The effect of weight loss on central BP is controversial. Recently, a study showed that weight loss was significantly and independently associated with central BP and brachial BP. However, the study population included a small number of hypertensive (35.8%) and diabetic (15.8%) patients.[20] In morbidly obese dysglycemic subjects without hypertension, modest weight loss reduced arterial stiffness.[21] Another study demonstrated that 10.6% of weight loss did not influence the vascular stiffness in a nondiabetic population.[22] In obese children and adolescents, no clear effect on arterial stiffness was found in respect to weight reduction.[23] Moreover, low-fat versus low-carbohydrate diet in adults without DM demonstrated significant weight loss in both groups. However, arterial stiffness improved only in the group following the low-fat diet.[24] In conclusion, with these data, the effect of weight loss on arterial stiffness is not clear, suggesting that more studies are necessary, including a study with a specific population (hypertensive and DM without coronary disease). In relationship to exercise, there is evidence that resistance training has an effect on the central BP[25]; however, the patient in this case did not do intense exercising. In respect to HbA1c, some studies demonstrated weight loss in adults with DM managed by low-carbohydrate diet, but the HbA1c level decreased only by 0.6% to 1.0%, while the weight loss was between 1.2 and 4.2 kg. These studies justified that weight loss participated in glycemic control, but it was not enough to decrease the HbA1c level.[26,27]

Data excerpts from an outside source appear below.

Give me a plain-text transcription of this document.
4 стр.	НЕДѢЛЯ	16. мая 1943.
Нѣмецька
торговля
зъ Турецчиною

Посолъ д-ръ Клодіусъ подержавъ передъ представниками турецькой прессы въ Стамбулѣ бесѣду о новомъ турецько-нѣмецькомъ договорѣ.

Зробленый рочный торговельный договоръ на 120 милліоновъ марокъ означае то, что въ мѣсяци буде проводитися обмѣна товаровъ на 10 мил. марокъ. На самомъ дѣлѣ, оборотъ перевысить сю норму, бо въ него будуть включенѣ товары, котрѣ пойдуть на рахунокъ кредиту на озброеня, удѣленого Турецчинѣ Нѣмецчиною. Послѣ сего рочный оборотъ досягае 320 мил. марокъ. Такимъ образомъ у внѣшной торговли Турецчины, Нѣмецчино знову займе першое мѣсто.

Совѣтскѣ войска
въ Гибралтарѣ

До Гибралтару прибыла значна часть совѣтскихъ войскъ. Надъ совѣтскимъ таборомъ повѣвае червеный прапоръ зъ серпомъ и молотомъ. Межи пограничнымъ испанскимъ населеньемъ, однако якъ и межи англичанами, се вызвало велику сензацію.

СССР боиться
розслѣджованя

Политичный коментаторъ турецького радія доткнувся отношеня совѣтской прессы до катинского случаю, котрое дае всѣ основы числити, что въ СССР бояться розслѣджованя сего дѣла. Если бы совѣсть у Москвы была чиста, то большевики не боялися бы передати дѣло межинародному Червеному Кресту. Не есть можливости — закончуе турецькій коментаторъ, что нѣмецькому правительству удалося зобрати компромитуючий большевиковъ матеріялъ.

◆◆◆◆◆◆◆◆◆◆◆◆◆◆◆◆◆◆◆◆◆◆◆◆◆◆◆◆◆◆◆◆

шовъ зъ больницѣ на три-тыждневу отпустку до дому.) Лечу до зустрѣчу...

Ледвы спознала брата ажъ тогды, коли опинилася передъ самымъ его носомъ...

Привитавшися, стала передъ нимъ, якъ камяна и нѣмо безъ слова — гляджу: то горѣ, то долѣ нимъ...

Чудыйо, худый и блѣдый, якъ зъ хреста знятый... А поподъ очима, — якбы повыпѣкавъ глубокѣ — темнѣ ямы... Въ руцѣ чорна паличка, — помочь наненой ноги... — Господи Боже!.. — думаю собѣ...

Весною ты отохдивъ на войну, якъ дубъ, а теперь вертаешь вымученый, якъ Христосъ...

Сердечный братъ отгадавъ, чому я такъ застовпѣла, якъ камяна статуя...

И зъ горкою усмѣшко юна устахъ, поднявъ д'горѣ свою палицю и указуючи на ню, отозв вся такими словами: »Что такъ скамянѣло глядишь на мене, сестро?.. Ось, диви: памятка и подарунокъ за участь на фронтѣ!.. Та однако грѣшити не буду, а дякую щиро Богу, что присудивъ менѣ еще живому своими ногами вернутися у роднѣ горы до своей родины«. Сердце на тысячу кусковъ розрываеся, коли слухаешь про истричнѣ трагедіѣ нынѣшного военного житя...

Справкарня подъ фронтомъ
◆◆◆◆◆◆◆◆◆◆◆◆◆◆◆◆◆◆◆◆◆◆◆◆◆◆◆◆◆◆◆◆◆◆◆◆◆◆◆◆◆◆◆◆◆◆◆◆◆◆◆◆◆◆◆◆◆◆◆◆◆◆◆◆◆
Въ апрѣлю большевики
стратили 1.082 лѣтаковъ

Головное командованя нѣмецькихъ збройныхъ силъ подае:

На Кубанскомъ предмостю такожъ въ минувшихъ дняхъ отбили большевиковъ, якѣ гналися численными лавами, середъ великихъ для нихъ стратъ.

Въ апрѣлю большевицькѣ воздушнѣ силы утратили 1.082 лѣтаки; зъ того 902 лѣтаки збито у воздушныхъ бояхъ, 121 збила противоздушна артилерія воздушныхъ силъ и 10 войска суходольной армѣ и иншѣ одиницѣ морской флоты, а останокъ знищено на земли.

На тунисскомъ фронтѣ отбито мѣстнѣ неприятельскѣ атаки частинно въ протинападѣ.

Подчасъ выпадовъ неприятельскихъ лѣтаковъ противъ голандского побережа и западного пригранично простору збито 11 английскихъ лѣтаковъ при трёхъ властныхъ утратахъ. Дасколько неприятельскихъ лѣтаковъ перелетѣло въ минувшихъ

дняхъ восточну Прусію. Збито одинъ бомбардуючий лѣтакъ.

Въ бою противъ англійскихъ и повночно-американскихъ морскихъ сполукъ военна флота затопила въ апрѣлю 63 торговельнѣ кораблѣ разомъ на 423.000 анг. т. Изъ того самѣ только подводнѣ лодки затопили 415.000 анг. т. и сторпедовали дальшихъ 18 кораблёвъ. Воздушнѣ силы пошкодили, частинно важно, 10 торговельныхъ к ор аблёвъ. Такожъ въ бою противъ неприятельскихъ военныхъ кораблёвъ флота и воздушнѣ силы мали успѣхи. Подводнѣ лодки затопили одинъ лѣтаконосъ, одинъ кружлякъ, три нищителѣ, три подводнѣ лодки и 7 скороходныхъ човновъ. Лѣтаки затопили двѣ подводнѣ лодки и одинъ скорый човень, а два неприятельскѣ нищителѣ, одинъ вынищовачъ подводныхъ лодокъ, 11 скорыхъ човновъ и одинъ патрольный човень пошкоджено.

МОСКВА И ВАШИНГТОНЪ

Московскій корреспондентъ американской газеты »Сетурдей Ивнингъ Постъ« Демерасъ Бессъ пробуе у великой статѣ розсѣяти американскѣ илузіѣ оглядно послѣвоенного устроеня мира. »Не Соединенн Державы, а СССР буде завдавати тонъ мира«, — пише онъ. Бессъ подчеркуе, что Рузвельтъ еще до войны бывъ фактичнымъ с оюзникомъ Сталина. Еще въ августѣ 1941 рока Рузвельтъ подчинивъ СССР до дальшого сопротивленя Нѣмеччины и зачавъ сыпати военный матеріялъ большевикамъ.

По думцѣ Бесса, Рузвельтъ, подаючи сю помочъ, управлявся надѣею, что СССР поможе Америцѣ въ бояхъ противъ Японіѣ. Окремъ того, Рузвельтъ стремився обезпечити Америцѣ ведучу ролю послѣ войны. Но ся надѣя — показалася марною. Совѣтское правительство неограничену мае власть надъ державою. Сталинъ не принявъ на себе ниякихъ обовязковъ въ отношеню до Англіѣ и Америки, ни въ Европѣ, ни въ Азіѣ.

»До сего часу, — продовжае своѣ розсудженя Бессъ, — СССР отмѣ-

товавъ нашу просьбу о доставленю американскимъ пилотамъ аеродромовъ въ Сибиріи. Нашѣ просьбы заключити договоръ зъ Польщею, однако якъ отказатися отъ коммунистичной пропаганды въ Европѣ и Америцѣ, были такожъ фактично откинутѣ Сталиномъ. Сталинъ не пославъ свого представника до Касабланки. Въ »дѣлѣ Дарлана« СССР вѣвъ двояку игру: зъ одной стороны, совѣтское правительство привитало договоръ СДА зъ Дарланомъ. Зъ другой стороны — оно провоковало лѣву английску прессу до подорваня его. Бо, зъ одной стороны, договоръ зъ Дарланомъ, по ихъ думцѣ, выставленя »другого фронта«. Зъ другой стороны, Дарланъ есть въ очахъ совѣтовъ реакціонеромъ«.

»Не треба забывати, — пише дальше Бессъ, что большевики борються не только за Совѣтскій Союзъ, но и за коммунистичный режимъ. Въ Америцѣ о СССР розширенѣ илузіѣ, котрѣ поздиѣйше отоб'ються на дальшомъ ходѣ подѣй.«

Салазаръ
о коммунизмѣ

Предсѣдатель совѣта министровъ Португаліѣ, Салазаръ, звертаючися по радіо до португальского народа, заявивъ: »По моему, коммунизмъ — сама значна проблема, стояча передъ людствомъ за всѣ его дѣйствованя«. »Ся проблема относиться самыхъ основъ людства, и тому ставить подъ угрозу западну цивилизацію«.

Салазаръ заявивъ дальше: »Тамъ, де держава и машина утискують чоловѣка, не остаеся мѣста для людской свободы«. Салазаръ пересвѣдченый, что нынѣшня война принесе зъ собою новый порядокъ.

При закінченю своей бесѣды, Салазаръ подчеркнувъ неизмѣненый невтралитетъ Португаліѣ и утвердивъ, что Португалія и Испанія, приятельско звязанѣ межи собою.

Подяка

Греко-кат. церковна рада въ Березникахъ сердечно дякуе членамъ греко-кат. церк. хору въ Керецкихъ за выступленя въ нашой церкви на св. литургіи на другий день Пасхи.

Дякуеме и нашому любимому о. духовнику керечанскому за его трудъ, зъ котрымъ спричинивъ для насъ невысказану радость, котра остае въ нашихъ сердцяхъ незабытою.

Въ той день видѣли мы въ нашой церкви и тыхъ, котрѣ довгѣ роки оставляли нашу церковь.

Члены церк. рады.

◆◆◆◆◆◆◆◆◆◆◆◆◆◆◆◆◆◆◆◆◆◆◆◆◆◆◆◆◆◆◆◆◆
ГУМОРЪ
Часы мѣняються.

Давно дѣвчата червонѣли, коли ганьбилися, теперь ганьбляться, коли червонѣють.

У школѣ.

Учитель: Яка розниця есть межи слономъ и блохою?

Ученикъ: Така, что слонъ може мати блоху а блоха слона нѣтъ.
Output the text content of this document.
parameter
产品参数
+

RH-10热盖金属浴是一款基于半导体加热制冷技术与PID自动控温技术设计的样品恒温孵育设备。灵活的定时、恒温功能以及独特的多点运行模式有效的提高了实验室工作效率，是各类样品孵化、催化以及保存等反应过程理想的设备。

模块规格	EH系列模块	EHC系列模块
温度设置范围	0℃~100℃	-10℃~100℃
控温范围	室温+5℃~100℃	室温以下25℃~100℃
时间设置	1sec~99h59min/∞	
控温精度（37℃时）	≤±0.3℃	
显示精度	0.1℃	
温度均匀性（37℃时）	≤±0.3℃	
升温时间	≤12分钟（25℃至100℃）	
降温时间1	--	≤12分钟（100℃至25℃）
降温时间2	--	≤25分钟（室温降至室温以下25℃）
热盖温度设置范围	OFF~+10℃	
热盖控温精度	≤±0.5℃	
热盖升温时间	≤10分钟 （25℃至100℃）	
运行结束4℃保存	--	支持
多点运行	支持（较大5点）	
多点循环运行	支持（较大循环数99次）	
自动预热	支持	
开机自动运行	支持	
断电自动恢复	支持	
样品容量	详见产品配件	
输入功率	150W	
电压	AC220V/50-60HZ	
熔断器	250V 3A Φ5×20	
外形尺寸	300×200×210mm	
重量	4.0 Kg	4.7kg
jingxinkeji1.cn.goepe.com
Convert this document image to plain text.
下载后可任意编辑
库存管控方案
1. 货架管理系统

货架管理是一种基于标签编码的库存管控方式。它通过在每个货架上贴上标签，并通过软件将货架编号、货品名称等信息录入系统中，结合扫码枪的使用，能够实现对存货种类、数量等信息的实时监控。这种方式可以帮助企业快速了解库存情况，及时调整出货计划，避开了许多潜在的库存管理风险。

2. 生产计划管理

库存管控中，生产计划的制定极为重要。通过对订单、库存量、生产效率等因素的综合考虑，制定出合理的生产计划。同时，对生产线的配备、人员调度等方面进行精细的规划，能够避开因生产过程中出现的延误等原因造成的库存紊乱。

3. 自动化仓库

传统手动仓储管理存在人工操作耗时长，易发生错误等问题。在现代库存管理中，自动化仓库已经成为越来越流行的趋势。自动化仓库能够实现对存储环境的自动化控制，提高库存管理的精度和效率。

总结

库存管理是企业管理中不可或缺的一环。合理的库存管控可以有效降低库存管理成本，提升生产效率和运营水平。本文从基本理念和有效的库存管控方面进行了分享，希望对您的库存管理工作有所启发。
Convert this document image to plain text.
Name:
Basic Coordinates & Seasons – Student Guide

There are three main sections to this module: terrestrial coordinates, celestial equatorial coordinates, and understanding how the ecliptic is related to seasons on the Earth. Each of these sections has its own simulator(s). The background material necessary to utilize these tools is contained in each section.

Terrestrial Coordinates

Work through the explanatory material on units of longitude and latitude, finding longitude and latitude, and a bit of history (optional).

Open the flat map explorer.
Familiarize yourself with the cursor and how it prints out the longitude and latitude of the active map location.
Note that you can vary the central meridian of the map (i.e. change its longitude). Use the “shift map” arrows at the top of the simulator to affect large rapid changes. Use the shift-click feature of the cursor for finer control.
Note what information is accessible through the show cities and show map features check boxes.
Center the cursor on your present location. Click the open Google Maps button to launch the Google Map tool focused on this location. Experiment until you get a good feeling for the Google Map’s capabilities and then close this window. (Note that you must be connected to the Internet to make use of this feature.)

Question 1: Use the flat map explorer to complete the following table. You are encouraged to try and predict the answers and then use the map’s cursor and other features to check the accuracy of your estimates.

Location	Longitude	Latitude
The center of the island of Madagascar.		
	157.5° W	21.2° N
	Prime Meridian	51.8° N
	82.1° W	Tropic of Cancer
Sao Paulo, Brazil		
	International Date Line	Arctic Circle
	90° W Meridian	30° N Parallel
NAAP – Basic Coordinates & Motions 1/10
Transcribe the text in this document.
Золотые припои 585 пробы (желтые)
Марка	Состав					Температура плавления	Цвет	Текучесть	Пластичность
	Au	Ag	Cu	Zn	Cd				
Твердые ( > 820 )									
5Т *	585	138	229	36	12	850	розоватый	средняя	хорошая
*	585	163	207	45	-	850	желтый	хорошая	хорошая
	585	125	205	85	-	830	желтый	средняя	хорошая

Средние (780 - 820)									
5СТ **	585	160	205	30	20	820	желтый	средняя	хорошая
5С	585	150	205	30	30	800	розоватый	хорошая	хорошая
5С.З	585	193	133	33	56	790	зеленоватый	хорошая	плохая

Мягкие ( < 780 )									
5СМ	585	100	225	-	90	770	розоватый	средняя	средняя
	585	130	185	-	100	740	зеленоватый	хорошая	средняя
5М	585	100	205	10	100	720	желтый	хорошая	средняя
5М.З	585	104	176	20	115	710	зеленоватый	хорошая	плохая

Furthermore, studies have shown solely reduction in peripheral BP with the use of DPP-4 inhibitors, without observing the effects on the central BP. So, we strongly believe that vildagliptin was the main responsible for the improvement in endothelial function, and peripheral and central SBP. Anyway, as we know that one case report is not proof of the effect of DPP-4 inhibitor on central BP, a study that evaluates the endothelial function and glucose-independent beneficial cardiovascular effects of DPP-4 inhibitor is being carried out with this purpose. (J.F. Vilela-Martin, MD, PhD, unpublished data, February 2015, https://clinicaltrials.gov/ct2/show/NCT02145611?term=vildagliptin&rank=8).

CONCLUSION

In conclusion, to the best of our knowledge this is the first report that suggests an effect of the DPP-4 inhibitor on arterial stiffness parameter (central BP) in a hypertensive and type 2 diabetic individual, using a noninvasive method for evaluating the central BP. Other studies that evaluate the endothelial function and show glucose-independent beneficial cardiovascular effects of DPP-4 inhibitor are expected.